Detto in termini più espliciti, non è consentito che dopo avere selezionato il concessionario con gara, quest'ultimo non sia presente nella società di progetto i cui azionisti verrebbero a essere soggetti terzi.D'altronde è la stessa disciplina normativa a dettare regole coerenti con tale divieto. In primo luogo, l'articolo 184, comma 1 stabilisce che l'aggiudicatario ha facoltà, dopo l'aggiudicazione, di costituire una società di progetto, rimarcando quindi la naturale coincidenza soggettiva tra aggiudicatario e socio. A fianco di questa previsione che regola la fase costitutiva della società di progetto, si colloca poi la successiva disposizione che riguarda la fase operativa della società. Viene infatti stabilito che il contratto di concessione stabilisce le modalità per l'eventuale cessione delle quote della società di progetto, fermo restando che i soci che hanno concorso a formare i requisiti per la qualificazione (c.d. soci qualificanti) sono tenuti a partecipare alla società, garantendo l'adempimento degli obblighi del concessionario fino alla data di emissione del certificato di collaudo (articolo 184, comma 3).

Vi sono poi disposizioni specifiche per gli investitori istituzionali. Per questi ultimi – che normalmente non concorrono a formare i requisiti di qualificazione – sia l'ingresso che l'uscita dalla società di progetto possono avvenite liberamente in qualunque momento (articolo 184, comma 3). Sulla base di questo quadro normativo il Consiglio di Stato ha ritenuto che la costituzione fin dall'origine della società di progetto con una composizione in cui il capitale sociale era quasi integralmente in capo a un soggetto terzo integra una modifica soggettiva della concessione al di fuori dei casi consentiti, e come tale può legittimamente essere causa di cessazione della concessione stessa, tenuto anche conto che vi è la sostanziale estromissione dalla società di progetto del socio qualificante (l'originario aggiudicatario della concessione che era titolare dei requisiti richiesti dalla gara).

Il Dlgs 36/2023
Le conclusioni affermate nella sentenza mantengono la loro validità anche a seguito dell'entrata in vigore del Dlgs 36/2023. Le norme relative alla cessazione della concessione e alla società di progetto rimangono infatti sostanzialmente inalterate nella nuova disciplina.Vi è tuttavia un'importante novità introdotta dal Dlgs 36 che ha riflessi anche sulla tematica esaminata. Ci si riferisce alla previsione contenuta all'articolo 193, comma 1, che ha inteso facilitare la partecipazione di investitori istituzionali a operazioni da realizzare in project financing. Questa facilitazione opera su tre livelli:

a) possono presentare proposte di project financing anche senza essere in possesso dei requisiti di qualificazione richiesti per l'affidamento della concessione, salva la necessità, nella successiva gara per l'affidamento dei lavori o dei servizi, di associarsi o consorziarsi con operatori economici in possesso dei requisiti richiesti dal bando;
b)in sede di gara, possono soddisfare la richiesta dei requisiti di carattere economico, finanziario, tecnico e professionale avvalendosi, anche integralmente, delle capacità di altri soggetti;
c) possono altresì impegnarsi a subappaltare, anche integralmente, le prestazioni oggetto del contratto di concessione a imprese in possesso dei requisiti richiesti dal bando, a condizione che il nominativo del subappaltatore sia comunicato all'ente concedente entro la scadenza del termine per la presentazione dell'offerta.
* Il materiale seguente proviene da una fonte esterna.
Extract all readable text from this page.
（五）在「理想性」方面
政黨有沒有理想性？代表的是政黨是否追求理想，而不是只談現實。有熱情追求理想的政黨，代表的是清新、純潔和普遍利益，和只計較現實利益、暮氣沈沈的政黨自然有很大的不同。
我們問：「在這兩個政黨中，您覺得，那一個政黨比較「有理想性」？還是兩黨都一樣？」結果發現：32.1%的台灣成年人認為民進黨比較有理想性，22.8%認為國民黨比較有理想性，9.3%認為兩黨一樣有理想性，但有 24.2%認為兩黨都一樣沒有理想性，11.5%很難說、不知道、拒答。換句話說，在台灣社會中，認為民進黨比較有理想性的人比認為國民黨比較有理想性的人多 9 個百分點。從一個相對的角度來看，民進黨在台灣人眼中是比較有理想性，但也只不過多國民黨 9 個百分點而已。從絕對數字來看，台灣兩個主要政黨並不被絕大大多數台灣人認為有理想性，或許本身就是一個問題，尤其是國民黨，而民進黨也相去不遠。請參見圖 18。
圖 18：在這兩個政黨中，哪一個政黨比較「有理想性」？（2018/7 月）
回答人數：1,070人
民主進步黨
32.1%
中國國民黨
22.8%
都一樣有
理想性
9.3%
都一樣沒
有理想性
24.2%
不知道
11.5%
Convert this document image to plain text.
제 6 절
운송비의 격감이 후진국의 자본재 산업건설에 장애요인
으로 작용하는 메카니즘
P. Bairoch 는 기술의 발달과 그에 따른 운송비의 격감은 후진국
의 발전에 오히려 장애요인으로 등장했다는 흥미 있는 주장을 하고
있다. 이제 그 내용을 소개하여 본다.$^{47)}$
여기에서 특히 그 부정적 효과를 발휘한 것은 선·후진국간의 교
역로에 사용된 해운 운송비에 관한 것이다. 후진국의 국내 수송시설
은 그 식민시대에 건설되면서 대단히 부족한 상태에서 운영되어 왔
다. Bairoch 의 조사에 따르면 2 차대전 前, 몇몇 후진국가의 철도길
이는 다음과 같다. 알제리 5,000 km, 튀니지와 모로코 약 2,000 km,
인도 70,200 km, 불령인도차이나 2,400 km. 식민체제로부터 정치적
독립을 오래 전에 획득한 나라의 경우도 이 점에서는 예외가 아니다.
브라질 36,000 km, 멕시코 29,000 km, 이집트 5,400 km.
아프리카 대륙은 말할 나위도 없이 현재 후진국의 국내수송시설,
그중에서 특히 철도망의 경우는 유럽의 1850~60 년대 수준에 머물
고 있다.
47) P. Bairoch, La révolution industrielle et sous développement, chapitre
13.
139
Le possibilità indicate alla lettera b) e in più ancora alla lettera c) aprono significativi spazi per il ruolo degli investitori istituzionali nella finanza di progetto. Spazi destinati potenzialmente a incrementarsi ancora di più se a queste previsioni si collega anche la possibilità per questi soggetti di uscire in ogni momento dalla società di progetto.